User Interface Design

The User Interface is often the central focus, at least early on in the project, is a tangible reflection the contributions of everyone on the team, and is ultimately what the user experiences. DLS has decades of experience working with teams where we acted as the lone source of direction for UI design. We also have experience where we were fully integrated with teams that included dedicated User Interface designers, full design cycles and Usability Studies. The emotional nature of developing the User Interface is of interest to DLS. Since we build complete solutions, which, in fact, may involve systems designed to limit the UI, we are not limited nor defined by the field of User Experience specialists. Yet, we are heavily involved and overlap heavily with the art and science of both the User and the Interface. Some of the specific aspects of this area we believe are important:
Prototype with the team for new designs
Iterate developing the UI and stay ahead of the internals
Allow more time to digest the experience and always consider user simplicity
Balance expert mode with wizards
A pattern that we have observed for many years is the need to make the User Interface look, feel, and act like other company products, and hence have a common "platform" or "suite" for the user base. Another pattern is a design need based on the type of projects we engage in. This is a forms-based design that uses the core building blocks of grids (tables) and plots (graphs or image viewers). The remaining design elements fill out the balance of a given form or page. These are typically toolkit-based widgets used to perform atomic actions, collectively making up some major activity, such as navigating and selecting a file to review.

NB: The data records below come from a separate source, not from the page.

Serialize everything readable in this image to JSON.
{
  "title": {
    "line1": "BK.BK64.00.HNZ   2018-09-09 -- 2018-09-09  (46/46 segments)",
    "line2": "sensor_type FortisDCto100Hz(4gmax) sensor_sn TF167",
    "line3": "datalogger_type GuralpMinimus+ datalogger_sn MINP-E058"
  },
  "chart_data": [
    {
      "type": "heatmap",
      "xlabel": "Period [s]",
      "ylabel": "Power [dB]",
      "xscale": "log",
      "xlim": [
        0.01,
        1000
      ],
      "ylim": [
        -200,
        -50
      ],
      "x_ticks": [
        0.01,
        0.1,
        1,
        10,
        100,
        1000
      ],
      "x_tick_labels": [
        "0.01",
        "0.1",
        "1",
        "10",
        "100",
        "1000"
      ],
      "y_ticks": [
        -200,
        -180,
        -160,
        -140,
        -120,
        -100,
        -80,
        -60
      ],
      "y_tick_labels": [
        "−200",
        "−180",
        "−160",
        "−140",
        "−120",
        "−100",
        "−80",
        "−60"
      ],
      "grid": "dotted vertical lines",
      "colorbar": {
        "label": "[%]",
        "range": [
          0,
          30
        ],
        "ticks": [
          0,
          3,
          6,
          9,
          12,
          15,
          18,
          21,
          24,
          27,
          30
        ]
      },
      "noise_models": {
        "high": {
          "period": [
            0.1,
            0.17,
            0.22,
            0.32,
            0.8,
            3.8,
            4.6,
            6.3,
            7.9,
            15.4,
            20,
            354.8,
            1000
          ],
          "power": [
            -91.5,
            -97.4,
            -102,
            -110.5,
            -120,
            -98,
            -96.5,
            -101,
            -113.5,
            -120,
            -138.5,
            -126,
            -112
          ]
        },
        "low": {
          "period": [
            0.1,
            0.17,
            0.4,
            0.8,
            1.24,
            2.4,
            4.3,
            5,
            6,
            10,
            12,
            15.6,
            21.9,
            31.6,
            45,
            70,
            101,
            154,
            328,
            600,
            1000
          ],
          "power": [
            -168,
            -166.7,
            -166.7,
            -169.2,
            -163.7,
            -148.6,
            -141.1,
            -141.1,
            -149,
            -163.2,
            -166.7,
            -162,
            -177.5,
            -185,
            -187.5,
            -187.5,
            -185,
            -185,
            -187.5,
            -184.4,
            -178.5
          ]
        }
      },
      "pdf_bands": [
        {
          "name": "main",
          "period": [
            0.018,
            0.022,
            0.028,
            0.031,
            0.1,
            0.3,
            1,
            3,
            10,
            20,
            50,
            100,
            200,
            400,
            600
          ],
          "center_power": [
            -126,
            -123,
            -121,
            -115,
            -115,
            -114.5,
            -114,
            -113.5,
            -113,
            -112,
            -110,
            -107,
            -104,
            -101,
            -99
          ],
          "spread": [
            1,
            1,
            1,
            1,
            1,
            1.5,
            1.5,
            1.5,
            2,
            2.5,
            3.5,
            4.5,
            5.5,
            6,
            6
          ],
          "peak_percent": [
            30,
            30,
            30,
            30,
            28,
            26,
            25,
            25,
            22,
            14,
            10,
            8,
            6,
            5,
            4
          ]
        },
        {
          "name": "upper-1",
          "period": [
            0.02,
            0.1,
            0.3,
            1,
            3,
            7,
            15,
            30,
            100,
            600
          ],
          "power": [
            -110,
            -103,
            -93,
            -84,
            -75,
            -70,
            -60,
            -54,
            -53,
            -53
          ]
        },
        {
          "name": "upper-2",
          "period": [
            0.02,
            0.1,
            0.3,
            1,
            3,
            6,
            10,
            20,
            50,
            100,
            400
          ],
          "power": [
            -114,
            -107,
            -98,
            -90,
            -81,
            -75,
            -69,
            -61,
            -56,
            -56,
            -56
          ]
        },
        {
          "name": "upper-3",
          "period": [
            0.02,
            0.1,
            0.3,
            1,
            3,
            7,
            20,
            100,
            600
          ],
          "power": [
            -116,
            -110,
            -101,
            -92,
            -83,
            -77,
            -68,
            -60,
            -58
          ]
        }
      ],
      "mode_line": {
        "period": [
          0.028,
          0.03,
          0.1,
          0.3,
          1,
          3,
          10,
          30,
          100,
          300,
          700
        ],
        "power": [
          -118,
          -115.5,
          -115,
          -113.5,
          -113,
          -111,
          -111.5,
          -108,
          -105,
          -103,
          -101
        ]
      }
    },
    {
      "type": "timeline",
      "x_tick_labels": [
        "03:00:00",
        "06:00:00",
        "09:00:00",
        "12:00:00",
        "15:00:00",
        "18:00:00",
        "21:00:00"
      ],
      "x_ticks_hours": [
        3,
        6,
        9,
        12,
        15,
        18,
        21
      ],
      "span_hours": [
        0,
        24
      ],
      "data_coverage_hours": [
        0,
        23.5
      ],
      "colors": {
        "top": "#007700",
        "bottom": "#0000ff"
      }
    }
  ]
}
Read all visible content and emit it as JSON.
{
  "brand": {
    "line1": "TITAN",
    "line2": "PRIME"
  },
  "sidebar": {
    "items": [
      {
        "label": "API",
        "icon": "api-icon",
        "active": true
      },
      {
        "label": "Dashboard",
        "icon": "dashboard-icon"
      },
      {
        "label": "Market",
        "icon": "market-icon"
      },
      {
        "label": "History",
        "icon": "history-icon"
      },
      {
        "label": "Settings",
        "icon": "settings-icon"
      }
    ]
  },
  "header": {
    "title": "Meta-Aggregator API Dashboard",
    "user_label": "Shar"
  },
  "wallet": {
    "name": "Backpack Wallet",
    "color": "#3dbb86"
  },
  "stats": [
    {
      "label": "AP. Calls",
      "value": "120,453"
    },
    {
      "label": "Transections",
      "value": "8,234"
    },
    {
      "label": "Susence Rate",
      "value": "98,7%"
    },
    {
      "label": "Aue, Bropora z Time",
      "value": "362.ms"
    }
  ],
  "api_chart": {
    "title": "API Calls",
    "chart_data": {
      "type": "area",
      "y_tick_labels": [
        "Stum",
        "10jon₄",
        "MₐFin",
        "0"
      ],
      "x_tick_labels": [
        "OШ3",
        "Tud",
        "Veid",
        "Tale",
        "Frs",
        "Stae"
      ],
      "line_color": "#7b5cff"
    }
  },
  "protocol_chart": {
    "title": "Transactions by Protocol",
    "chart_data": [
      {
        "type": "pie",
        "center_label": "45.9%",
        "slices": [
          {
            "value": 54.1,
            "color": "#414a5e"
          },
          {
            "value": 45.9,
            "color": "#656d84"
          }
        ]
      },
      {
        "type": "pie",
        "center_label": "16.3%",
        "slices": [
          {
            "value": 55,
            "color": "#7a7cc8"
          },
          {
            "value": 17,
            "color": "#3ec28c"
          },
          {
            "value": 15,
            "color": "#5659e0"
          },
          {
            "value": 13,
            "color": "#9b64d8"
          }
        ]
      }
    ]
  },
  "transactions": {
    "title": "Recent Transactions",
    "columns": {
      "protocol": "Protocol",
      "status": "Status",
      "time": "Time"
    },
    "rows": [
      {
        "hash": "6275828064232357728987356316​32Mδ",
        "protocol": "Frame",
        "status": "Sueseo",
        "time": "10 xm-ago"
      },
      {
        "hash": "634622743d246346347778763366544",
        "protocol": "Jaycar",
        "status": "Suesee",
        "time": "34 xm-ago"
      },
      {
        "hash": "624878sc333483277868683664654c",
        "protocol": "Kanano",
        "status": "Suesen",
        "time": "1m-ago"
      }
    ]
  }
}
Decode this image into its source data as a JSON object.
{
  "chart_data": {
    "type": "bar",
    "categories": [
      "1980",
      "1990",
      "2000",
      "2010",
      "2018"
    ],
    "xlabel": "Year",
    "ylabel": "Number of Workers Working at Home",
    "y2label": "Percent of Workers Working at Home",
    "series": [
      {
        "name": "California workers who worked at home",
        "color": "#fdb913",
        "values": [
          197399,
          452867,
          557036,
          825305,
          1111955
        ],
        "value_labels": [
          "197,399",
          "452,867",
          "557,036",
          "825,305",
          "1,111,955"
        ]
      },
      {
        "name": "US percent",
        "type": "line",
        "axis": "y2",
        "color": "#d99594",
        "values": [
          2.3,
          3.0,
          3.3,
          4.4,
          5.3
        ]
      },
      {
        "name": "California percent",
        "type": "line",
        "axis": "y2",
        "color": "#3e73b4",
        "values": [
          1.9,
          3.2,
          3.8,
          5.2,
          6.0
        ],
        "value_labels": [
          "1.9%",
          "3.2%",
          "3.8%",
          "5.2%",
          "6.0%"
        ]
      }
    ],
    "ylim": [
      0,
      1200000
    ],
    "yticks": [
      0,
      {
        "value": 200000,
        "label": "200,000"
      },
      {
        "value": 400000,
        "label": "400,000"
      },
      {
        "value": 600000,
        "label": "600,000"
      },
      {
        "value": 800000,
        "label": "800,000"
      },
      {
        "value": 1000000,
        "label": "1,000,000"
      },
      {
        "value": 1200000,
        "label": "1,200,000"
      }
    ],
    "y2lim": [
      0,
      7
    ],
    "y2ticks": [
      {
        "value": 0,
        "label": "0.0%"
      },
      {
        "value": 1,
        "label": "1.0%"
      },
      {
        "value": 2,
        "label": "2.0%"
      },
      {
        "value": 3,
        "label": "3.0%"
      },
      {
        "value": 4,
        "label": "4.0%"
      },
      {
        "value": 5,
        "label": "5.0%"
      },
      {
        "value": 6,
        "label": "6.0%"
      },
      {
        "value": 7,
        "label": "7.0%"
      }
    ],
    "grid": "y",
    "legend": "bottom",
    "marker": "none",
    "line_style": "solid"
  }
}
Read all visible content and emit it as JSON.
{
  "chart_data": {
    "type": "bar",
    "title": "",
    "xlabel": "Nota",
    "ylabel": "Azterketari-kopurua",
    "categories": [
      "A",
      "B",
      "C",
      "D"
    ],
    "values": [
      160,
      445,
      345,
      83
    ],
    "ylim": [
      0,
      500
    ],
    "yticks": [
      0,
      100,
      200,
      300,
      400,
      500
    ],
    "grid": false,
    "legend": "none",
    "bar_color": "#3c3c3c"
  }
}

Regardless of the number of layers the architecture actually becomes, we strive to allow the UI to be changed often, as this is usually the case. Whether the application needs a new plug-in for some added analysis, a wizard wrapper put on a complicated front-end or a completely new model to replace the legacy system, the User Interface drives the software team and deserves both priority and attention. A key for DLS is to quickly help the client discover the "best" move given the system at hand and progress through trade-offs by transparent and methodical exploration.